그러나 먹통되기 전 시간(16시 20분) 근처에서 발생한 걸로 보아 용의자일 수도 있어 보입니다.

CPU 사용률 초단위

 

AWS Questions에서 위 오류로 인스턴스가 종료되었다고 하시는 분이 계십니다.

그 분도 권한 오류를 로그에서 보셨는데요,

EC2 에 적용된 IAM Role 에서 AWS Systems Manager 권한을 아래처럼 추가했습니다.

 

Why my instance stop working?

this is the whole error: amazon-ssm-agent.amazon-ssm-agent[365]: 2024-02-15 18:43:32 ERROR EC2RoleProvider Failed to connect to Systems Manager with SSM role credentials. error calling RequestMana...

repost.aws

 

 

그 뒤 amazon-ssm-agent 서비스를 재시작합니다.

$ sudo snap restart amazon-ssm-agent
2024-08-02T15:00:33Z INFO Waiting for "snap.amazon-ssm-agent.amazon-ssm-agent.service" to stop.
Restarted.

$ sudo systemctl status snap.amazon-ssm-agent.amazon-ssm-agent.service
● snap.amazon-ssm-agent.amazon-ssm-agent.service - Service for snap application amazon-ssm-agent.amazon-ssm-agent
     Loaded: loaded (/etc/systemd/system/snap.amazon-ssm-agent.amazon-ssm-agent.service; enabled; vendor preset: enabled)
     Active: active (running) since Fri 2024-08-02 14:25:33 UTC; 34min ago
   Main PID: 378 (amazon-ssm-agen)
      Tasks: 18 (limit: 1120)
     Memory: 78.6M
        CPU: 2.525s
     CGroup: /system.slice/snap.amazon-ssm-agent.amazon-ssm-agent.service
             ├─ 378 /snap/amazon-ssm-agent/7993/amazon-ssm-agent
             └─1872 /snap/amazon-ssm-agent/7993/ssm-agent-worker

Aug 02 14:25:41 ip-172-31-0-13 amazon-ssm-agent.amazon-ssm-agent[378]:         status code: 400, request id: 5e3422fd-85c1-4b34-b168-12d22c84b7e6
Aug 02 14:25:41 ip-172-31-0-13 amazon-ssm-agent.amazon-ssm-agent[378]: 2024-08-02 14:25:39 ERROR [CredentialRefresher] Retrieve credentials produced error: no valid credentials could be retrieved for ec2 identity.

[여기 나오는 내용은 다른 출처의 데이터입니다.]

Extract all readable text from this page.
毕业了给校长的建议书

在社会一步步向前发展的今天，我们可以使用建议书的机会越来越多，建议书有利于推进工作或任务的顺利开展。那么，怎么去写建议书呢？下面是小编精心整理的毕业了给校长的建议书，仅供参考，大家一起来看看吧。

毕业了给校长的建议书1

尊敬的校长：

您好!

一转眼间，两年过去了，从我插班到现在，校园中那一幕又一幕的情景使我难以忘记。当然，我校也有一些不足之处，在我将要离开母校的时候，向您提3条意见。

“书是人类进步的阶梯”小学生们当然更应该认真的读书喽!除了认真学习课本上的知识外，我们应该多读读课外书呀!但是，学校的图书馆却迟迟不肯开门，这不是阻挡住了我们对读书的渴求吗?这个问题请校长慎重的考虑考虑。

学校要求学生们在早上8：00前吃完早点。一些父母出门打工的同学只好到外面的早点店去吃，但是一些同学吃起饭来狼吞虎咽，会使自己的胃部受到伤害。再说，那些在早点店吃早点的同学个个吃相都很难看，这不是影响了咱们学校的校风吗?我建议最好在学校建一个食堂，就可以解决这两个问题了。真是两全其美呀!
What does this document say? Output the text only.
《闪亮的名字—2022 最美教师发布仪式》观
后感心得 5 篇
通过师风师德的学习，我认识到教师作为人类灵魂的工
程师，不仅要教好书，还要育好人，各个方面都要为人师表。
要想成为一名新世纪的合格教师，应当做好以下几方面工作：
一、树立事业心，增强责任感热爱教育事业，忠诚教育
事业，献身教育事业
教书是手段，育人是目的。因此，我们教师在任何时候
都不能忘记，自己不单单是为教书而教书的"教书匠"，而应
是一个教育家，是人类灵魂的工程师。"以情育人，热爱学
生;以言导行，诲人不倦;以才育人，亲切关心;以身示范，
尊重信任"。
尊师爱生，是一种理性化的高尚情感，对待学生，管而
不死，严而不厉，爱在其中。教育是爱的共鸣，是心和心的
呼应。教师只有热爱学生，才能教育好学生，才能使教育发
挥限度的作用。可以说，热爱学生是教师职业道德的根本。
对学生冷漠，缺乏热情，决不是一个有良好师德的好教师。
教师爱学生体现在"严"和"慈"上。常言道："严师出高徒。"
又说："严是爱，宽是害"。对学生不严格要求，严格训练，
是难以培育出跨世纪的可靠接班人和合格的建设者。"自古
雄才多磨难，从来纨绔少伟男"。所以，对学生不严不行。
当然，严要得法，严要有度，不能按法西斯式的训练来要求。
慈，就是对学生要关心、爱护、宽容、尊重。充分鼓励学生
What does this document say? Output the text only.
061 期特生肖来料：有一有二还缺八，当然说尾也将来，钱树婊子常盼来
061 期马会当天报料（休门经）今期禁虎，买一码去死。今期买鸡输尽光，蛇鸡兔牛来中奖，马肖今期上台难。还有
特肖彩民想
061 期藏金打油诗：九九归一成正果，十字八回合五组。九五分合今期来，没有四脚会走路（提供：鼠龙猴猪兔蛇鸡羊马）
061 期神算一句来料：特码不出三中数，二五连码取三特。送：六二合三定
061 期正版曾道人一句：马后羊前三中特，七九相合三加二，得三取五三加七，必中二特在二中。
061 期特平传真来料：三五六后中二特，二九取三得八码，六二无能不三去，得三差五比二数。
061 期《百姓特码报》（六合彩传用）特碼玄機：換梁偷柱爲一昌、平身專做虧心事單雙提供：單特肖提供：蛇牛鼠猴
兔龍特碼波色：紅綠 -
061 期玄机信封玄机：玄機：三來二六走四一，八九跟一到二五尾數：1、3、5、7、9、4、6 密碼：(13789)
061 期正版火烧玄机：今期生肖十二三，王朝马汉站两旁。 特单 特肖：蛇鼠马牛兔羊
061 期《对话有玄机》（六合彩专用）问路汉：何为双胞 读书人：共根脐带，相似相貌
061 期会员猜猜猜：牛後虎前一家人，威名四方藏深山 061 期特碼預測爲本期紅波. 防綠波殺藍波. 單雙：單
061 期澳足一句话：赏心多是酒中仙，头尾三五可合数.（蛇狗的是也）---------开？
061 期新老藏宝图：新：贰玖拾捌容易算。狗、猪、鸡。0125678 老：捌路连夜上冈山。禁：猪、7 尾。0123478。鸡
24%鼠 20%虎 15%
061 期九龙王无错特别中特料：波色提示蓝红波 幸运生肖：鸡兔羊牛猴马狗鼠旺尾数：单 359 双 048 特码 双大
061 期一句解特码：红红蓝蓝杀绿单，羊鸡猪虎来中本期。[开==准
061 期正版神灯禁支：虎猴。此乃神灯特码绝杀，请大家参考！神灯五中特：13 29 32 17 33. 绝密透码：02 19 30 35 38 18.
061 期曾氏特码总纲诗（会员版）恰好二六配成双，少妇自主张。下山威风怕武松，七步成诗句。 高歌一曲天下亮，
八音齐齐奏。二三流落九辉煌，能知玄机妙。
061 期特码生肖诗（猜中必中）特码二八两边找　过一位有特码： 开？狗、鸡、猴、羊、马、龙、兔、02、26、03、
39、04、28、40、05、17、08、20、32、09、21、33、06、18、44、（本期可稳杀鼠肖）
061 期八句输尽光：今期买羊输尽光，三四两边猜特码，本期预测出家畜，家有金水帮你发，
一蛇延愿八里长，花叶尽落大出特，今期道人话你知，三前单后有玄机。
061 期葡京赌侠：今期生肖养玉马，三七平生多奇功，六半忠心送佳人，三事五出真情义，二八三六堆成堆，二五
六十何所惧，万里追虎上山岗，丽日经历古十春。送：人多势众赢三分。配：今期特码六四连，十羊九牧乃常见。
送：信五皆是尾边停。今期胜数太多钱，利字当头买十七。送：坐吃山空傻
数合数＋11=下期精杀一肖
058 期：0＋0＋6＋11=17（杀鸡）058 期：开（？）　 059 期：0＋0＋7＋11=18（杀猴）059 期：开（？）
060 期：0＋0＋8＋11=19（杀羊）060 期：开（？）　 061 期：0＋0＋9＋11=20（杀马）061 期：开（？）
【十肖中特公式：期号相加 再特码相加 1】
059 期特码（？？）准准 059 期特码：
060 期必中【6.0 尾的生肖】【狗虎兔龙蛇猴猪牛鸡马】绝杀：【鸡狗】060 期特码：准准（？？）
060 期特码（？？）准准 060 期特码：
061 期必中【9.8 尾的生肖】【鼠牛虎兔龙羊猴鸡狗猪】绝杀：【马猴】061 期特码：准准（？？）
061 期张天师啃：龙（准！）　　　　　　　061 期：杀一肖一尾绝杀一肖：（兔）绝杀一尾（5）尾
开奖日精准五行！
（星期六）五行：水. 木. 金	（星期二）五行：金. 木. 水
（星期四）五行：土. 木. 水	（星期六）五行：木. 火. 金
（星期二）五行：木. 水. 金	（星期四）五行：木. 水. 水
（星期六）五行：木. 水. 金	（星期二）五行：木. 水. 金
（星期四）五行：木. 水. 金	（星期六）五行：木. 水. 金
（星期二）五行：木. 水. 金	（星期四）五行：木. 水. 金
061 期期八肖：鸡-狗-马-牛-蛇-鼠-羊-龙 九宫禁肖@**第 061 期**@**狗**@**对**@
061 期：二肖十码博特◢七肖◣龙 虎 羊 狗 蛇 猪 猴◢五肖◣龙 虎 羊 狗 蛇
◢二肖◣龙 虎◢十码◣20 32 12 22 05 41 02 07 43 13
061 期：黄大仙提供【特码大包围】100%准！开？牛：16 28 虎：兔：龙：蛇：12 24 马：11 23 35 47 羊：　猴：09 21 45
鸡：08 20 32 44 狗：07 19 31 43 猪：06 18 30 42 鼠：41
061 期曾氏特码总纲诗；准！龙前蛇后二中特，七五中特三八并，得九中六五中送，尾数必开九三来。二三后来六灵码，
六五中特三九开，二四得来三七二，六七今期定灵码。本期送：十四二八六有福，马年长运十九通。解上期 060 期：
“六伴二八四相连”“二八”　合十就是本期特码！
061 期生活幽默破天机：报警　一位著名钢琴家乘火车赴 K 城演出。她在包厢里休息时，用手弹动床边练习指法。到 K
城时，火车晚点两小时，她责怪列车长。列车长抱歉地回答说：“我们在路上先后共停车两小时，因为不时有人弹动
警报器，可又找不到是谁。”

Default Host Management E>
Aug 02 14:25:41 ip-172-31-0-13 amazon-ssm-agent.amazon-ssm-agent[378]:         status code: 400, request id: 5e3422fd-85c1-4b34-b168-12d22c84b7e6
Aug 02 14:25:41 ip-172-31-0-13 amazon-ssm-agent.amazon-ssm-agent[378]: 2024-08-02 14:25:39 INFO [CredentialRefresher] Sleeping for 27m38s before retrying retrieve credentials
Aug 02 14:53:17 ip-172-31-0-13 amazon-ssm-agent.amazon-ssm-agent[378]: 2024-08-02 14:53:17 INFO EC2RoleProvider Successfully connected with instance profile role credentials
Aug 02 14:53:17 ip-172-31-0-13 amazon-ssm-agent.amazon-ssm-agent[378]: 2024-08-02 14:53:17 INFO [CredentialRefresher] Credentials ready
Aug 02 14:53:18 ip-172-31-0-13 amazon-ssm-agent.amazon-ssm-agent[378]: 2024-08-02 14:53:17 INFO [CredentialRefresher] Next credential rotation will be in 29.999759138800002 minutes
Aug 02 14:53:18 ip-172-31-0-13 amazon-ssm-agent.amazon-ssm-agent[378]: 2024-08-02 14:53:18 INFO [amazon-ssm-agent] [LongRunningWorkerContainer] [WorkerProvider] Worker ssm-agent-worker is not running, starting worker process
Aug 02 14:53:19 ip-172-31-0-13 amazon-ssm-agent.amazon-ssm-agent[378]: 2024-08-02 14:53:18 INFO [amazon-ssm-agent] [LongRunningWorkerContainer] [WorkerProvider] Worker ssm-agent-worker (pid:1872) started
Aug 02 14:53:19 ip-172-31-0-13 amazon-ssm-agent.amazon-ssm-agent[378]: 2024-08-02 14:53:18 INFO [amazon-ssm-agent] [LongRunningWorkerContainer] Monitor long running worker health every 60 seconds

 

마무리

스왑 파일도 지정해주고 Amazon Systems Manager Role 도 추가했습니다.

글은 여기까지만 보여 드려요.